The divorce left Kirsten the family breadwinner. “It doesn’t bother me that I support my family,” she says. “Of course, I do have some pressure on me, but we’re very blessed with our lifestyle. The thing I’m proud of is that I don’t feel like I’ve gotten here on an easy road. I come from this little town in New Jersey, and I’m proud to say that no one helped us and that I’ve lasted this long.”
Along the way, there have been unwise choices. “Accepting a movie that didn’t go anywhere,” she says, offering an example. “Not knowing all the information before I agree to do something, and not standing up for what I believe in and being influenced by other people.” Even in the last two years, after the twin triumphs of The Virgin Suicides and Bring It On, she has made a few straight-to-video films.

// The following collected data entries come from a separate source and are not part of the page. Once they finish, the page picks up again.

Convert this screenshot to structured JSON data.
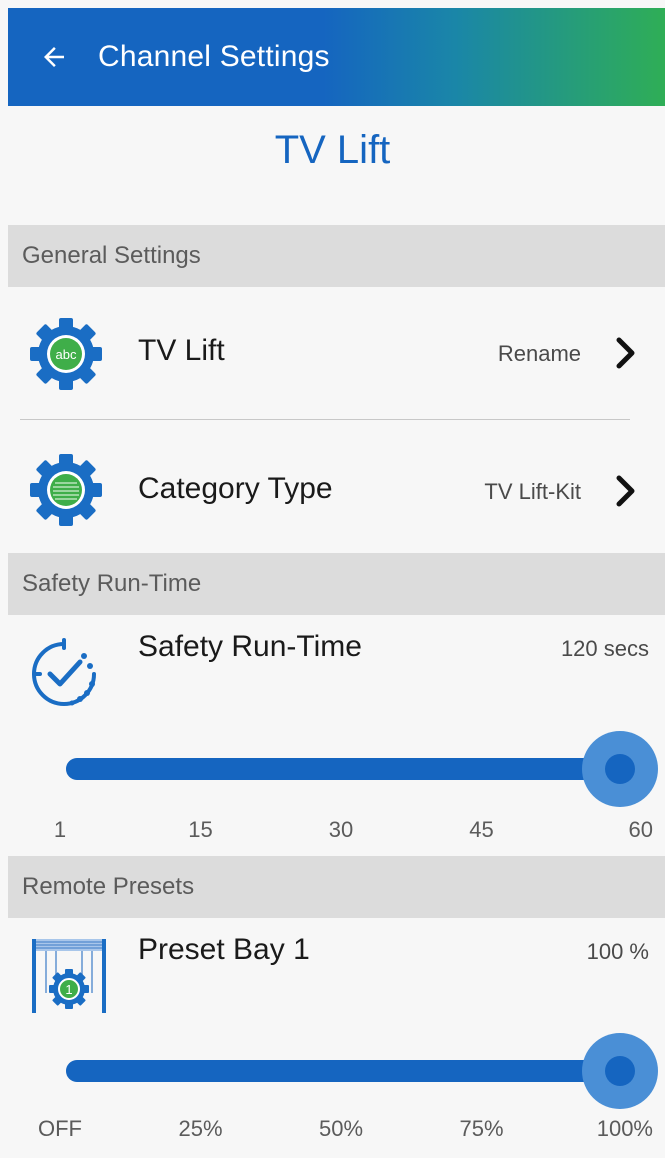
{
  "appbar": {
    "title": "Channel Settings",
    "back_icon": "arrow-left-icon"
  },
  "channel": {
    "name": "TV Lift"
  },
  "sections": {
    "general": "General Settings",
    "safety": "Safety Run-Time",
    "remote": "Remote Presets"
  },
  "general_rows": [
    {
      "label": "TV Lift",
      "value": "Rename",
      "icon": "gear-abc-icon"
    },
    {
      "label": "Category Type",
      "value": "TV Lift-Kit",
      "icon": "gear-category-icon"
    }
  ],
  "safety_runtime": {
    "label": "Safety Run-Time",
    "readout": "120 secs",
    "icon": "clock-check-icon",
    "slider_fraction": 1.0,
    "ticks": [
      "1",
      "15",
      "30",
      "45",
      "60"
    ]
  },
  "preset_bay": {
    "label": "Preset Bay 1",
    "readout": "100 %",
    "icon": "bay-gear-icon",
    "slider_fraction": 1.0,
    "ticks": [
      "OFF",
      "25%",
      "50%",
      "75%",
      "100%"
    ]
  },
  "colors": {
    "primary": "#1565c0",
    "gradient_end": "#2fae56",
    "section_bg": "#dcdcdc",
    "icon_green": "#3fae49"
  }
}
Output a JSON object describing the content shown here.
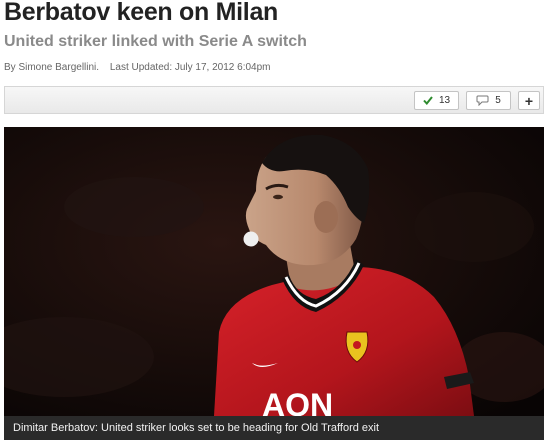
{
  "article": {
    "headline": "Berbatov keen on Milan",
    "subheadline": "United striker linked with Serie A switch",
    "byline": "By Simone Bargellini.",
    "last_updated": "Last Updated: July 17, 2012 6:04pm"
  },
  "toolbar": {
    "recommend_count": "13",
    "recommend_icon": "checkmark-icon",
    "comments_count": "5",
    "comments_icon": "speech-bubble-icon",
    "share_label": "+",
    "accent_color": "#2e8b2e"
  },
  "photo": {
    "kit_sponsor_text": "AON",
    "caption": "Dimitar Berbatov: United striker looks set to be heading for Old Trafford exit"
  }
}
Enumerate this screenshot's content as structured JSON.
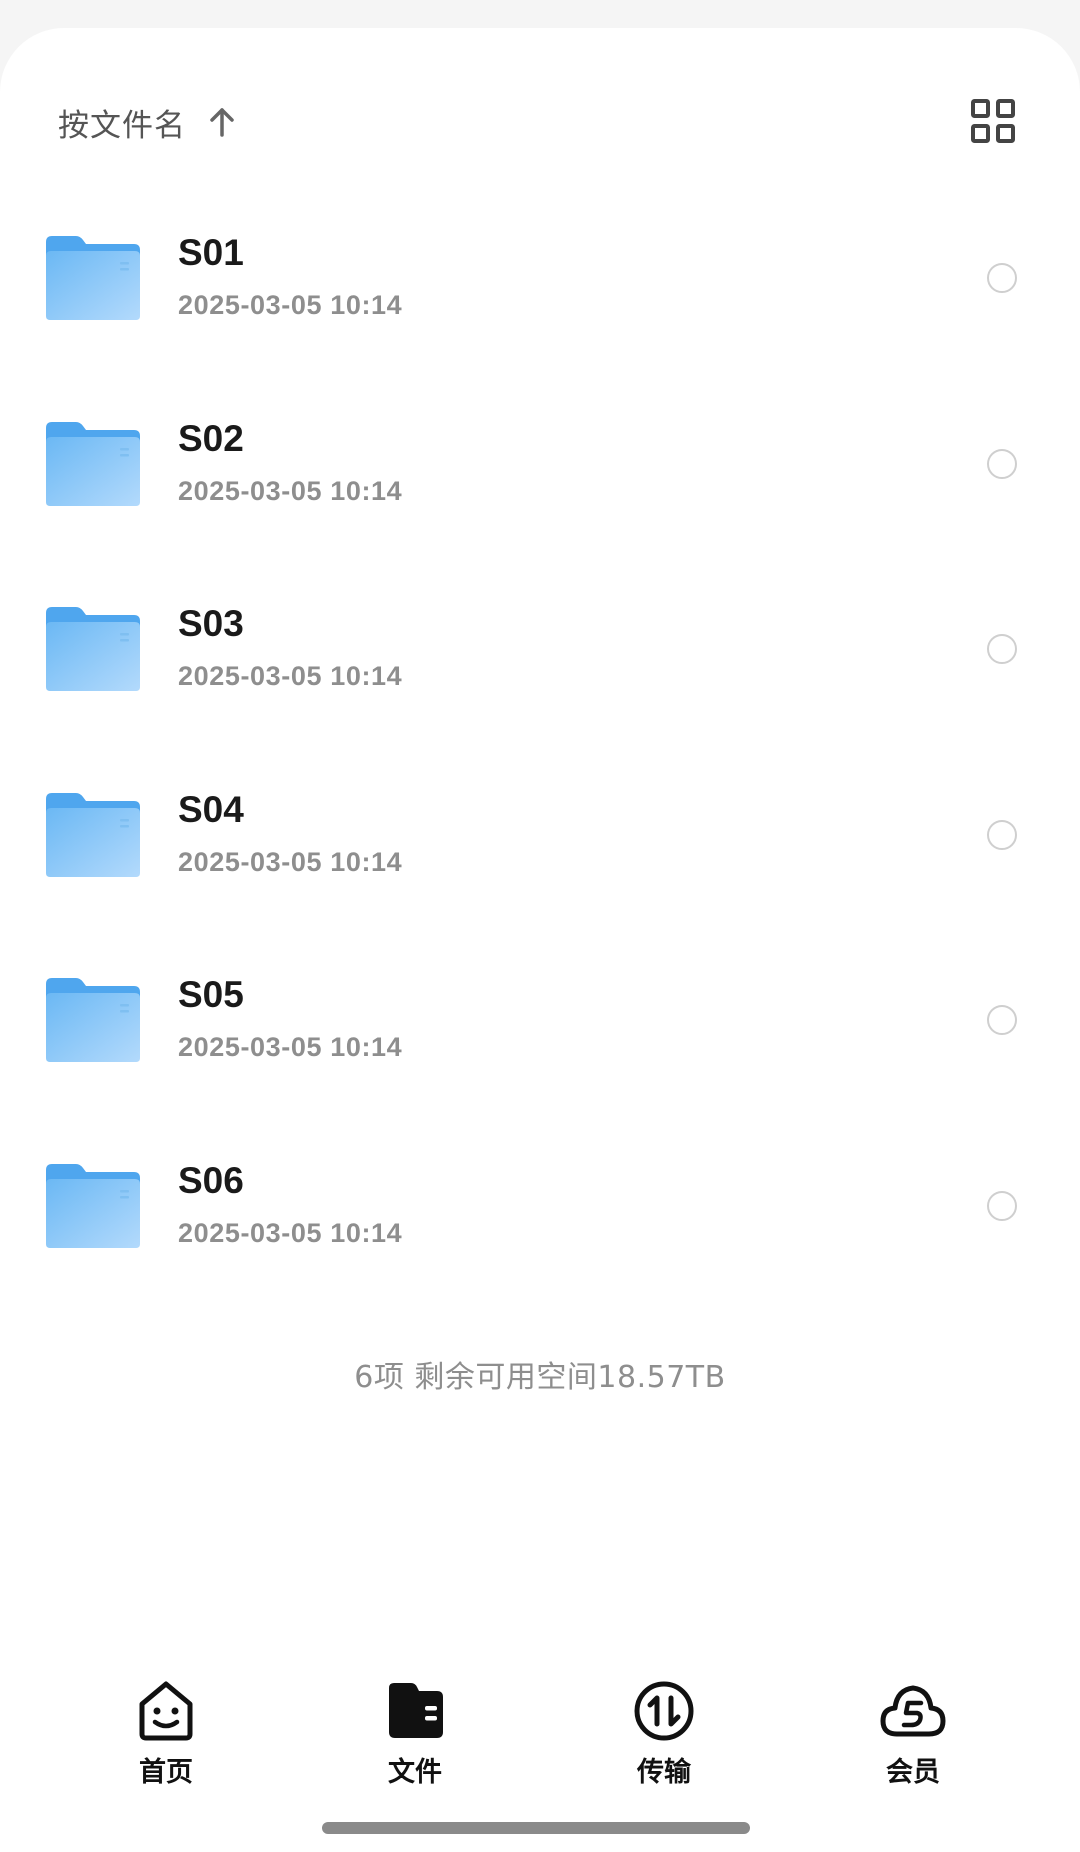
{
  "header": {
    "sort_label": "按文件名",
    "sort_icon": "arrow-up-icon",
    "view_toggle_icon": "grid-view-icon"
  },
  "files": [
    {
      "name": "S01",
      "date": "2025-03-05 10:14"
    },
    {
      "name": "S02",
      "date": "2025-03-05 10:14"
    },
    {
      "name": "S03",
      "date": "2025-03-05 10:14"
    },
    {
      "name": "S04",
      "date": "2025-03-05 10:14"
    },
    {
      "name": "S05",
      "date": "2025-03-05 10:14"
    },
    {
      "name": "S06",
      "date": "2025-03-05 10:14"
    }
  ],
  "summary": "6项 剩余可用空间18.57TB",
  "nav": {
    "home": "首页",
    "files": "文件",
    "transfer": "传输",
    "member": "会员"
  },
  "colors": {
    "folder": "#64b5f6",
    "folder_light": "#a8d4fb",
    "text_primary": "#1a1a1a",
    "text_secondary": "#8e8e8e"
  }
}
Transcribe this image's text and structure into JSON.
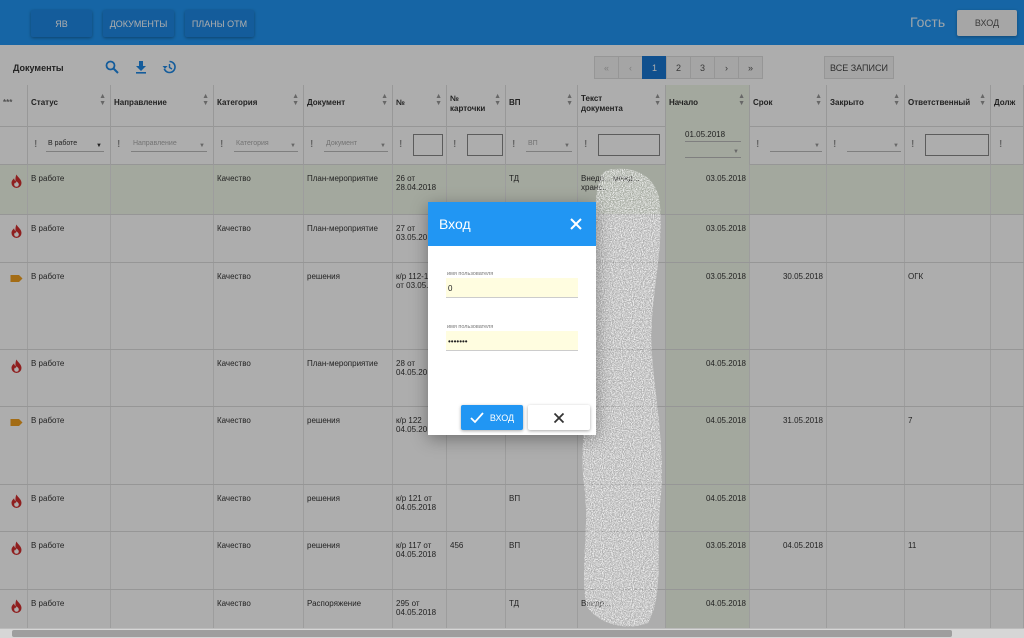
{
  "topbar": {
    "buttons": [
      "ЯВ",
      "ДОКУМЕНТЫ",
      "ПЛАНЫ ОТМ"
    ],
    "guest_label": "Гость",
    "login_label": "ВХОД"
  },
  "toolbar": {
    "title": "Документы",
    "icons": [
      "search-icon",
      "download-icon",
      "history-icon"
    ],
    "pager": [
      "«",
      "‹",
      "1",
      "2",
      "3",
      "›",
      "»"
    ],
    "active_page": "1",
    "all_records_label": "ВСЕ ЗАПИСИ"
  },
  "table": {
    "corner": "***",
    "columns": [
      "Статус",
      "Направление",
      "Категория",
      "Документ",
      "№",
      "№ карточки",
      "ВП",
      "Текст документа",
      "Начало",
      "Срок",
      "Закрыто",
      "Ответственный",
      "Долж"
    ],
    "filters": {
      "status": "В работе",
      "direction_placeholder": "Направление",
      "category_placeholder": "Категория",
      "document_placeholder": "Документ",
      "vp_placeholder": "ВП",
      "start_date": "01.05.2018"
    },
    "rows": [
      {
        "icon": "fire-icon",
        "status": "В работе",
        "category": "Качество",
        "document": "План-мероприятие",
        "number": "26 от 28.04.2018",
        "card": "",
        "vp": "ТД",
        "text": "Внедр... межд... хранс...",
        "start": "03.05.2018",
        "deadline": "",
        "closed": "",
        "responsible": ""
      },
      {
        "icon": "fire-icon",
        "status": "В работе",
        "category": "Качество",
        "document": "План-мероприятие",
        "number": "27 от 03.05.20",
        "card": "",
        "vp": "",
        "text": "",
        "start": "03.05.2018",
        "deadline": "",
        "closed": "",
        "responsible": ""
      },
      {
        "icon": "tag-icon",
        "status": "В работе",
        "category": "Качество",
        "document": "решения",
        "number": "к/р 112-116 от 03.05.20",
        "card": "",
        "vp": "",
        "text": "",
        "start": "03.05.2018",
        "deadline": "30.05.2018",
        "closed": "",
        "responsible": "ОГК"
      },
      {
        "icon": "fire-icon",
        "status": "В работе",
        "category": "Качество",
        "document": "План-мероприятие",
        "number": "28 от 04.05.20",
        "card": "",
        "vp": "",
        "text": "",
        "start": "04.05.2018",
        "deadline": "",
        "closed": "",
        "responsible": ""
      },
      {
        "icon": "tag-icon",
        "status": "В работе",
        "category": "Качество",
        "document": "решения",
        "number": "к/р 122 04.05.20",
        "card": "",
        "vp": "",
        "text": "",
        "start": "04.05.2018",
        "deadline": "31.05.2018",
        "closed": "",
        "responsible": "7"
      },
      {
        "icon": "fire-icon",
        "status": "В работе",
        "category": "Качество",
        "document": "решения",
        "number": "к/р 121 от 04.05.2018",
        "card": "",
        "vp": "ВП",
        "text": "",
        "start": "04.05.2018",
        "deadline": "",
        "closed": "",
        "responsible": ""
      },
      {
        "icon": "fire-icon",
        "status": "В работе",
        "category": "Качество",
        "document": "решения",
        "number": "к/р 117 от 04.05.2018",
        "card": "456",
        "vp": "ВП",
        "text": "",
        "start": "03.05.2018",
        "deadline": "04.05.2018",
        "closed": "",
        "responsible": "11"
      },
      {
        "icon": "fire-icon",
        "status": "В работе",
        "category": "Качество",
        "document": "Распоряжение",
        "number": "295 от 04.05.2018",
        "card": "",
        "vp": "ТД",
        "text": "Внедр...",
        "start": "04.05.2018",
        "deadline": "",
        "closed": "",
        "responsible": ""
      }
    ]
  },
  "dialog": {
    "title": "Вход",
    "username_label": "имя пользователя",
    "username_value": "0",
    "password_label": "имя пользователя",
    "password_value": "•••••••",
    "ok_label": "ВХОД"
  }
}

To ensure her longevity, Dunst has made some sweeping changes in her life in the past year. Once the biggest fish in her small pond, she has recently signed with Tobey Maguire’s manager and hired Jennifer Aniston’s publicist. She would like to get a place in New York, maybe a loft, so “I could be bicoastal.” Dunst has formed her own production company and has a corporate credit card. She tells her financial adviser, “I make it and spend it; you can deal with it. I hate dealing with numbers or money.”
Kirsten Dunst is twenty years old and many times a millionaire; she’s the survivor of a career as a child actor and a teen dream, stepping confidently into adulthood. Or almost. Though she has played the sex kitten in films, Dunst is uncomfortable with the idea of herself as calendar art. “I don’t try to be sexy,” she says. “If you’re sexy, it comes out. If you’re not, you’re not. And if you try to be, it just makes it too much.”
You could disagree. But these days, Kirsten Dunst just might kick your ass.